Birds at high risk for infections include those kept in pet stores, breeding facilities and in homes with multiple birds. These risks are amplified if a new tropical bird is introduced without following proper quarantine measures. These birds often shed the organism and infect other birds in the household.9 Birds susceptible to infections include cockatiels, macaws and parrots (particularly those from the Amazon). Young birds that are moved to new homes or given a poor diet also appear to be prime targets for C. psittaci.
Pathophysiology and Structure
C. psittaci is present in the nasal secretions and feces of infected birds. The respiratory tract is the main route of entry. Infection occurs by inhalation of organisms from infected birds or their droppings. Person-to-person transmission is rare. Once in the lungs, the organisms enter the blood and are transported to the liver and spleen. The bacteria replicate at these sites, where they cause isolated areas of necrosis. Hematogenous seeding of the lungs and other organs soon follows. The lymphocytic inflammatory response in the alveoli and interstitial spaces then leads to edema, infiltration of macrophages, necrosis and possible hemorrhage. Mucus plugs may develop in the alveoli, resulting in cyanosis and anoxia.

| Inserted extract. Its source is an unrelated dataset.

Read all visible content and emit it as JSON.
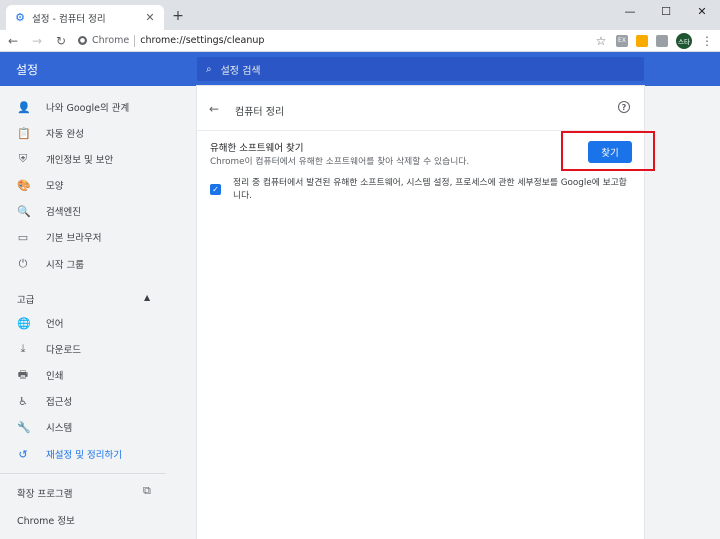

The host defense mechanisms against C. psittaci usually involve both cell-mediated and T-cell-dependent humoral antibody responses. Humans do not develop prolonged immunity to the organism; relapses are often reported even in patients with high antibody titers against Chlamydia.1,10
Members of the Chlamydiaceae family are small intracellular parasites and were considered to be viruses. However, they contain DNA, RNA and ribosomes, and because they make their own proteins and nucleic acids, they are now considered to be true bacteria. They have an inner and outer membrane similar to gram-negative bacteria and a lipopolysaccharide, but they do not possess a peptidoglycan layer.11 Although they synthesize most of their metabolic intermediates, they are not able to make their own ATP; thus, they are energy parasites.
Chlamydia have infectious and noninfectious forms — elementary bodies and reticulate bodies, respectively.
EBs are small and posses a rigid outside membrane supported by disulfide bonds. This membrane protects against conditions outside of a eukaryotic host cell. EBs bind to receptors on host cells and initiate infection.
RBs are the noninfectious intracellular form of chlamydia; they are its active replicating form. They possess a weak membrane lacking the disulfide bonds characteristic of the EB.
EBs bind to receptors of susceptible cell types and are internalized through endocytosis and/or phagocytosis. Once inside the host cell endosome
, EBs reorganize and become RBs. The entire intracellular life cycle of chlamydia occurs within the endosome. RBs replicate by binary fission and reorganize into EBs. The resulting inclusions may contain 100 to 500 progeny.11
Eventually, the cells and inclusions lyse (C. psittaci
) or the inclusions are extruded by reverse endocytosis (C. trachomatis
and C. pneumoniae
Figure 1: Developmental Cycle of C. psittaci
Diagram by C. Swift
Psittacosis can affect both sexes and has no age predilection; infection can occur in all age groups, including children. In the past, the mortality rate from psittacosis was almost 20%, but this was at a time when there were no effective antibiotics. Since the advent of macrolides and tetracyclines, mortality is less than 1%.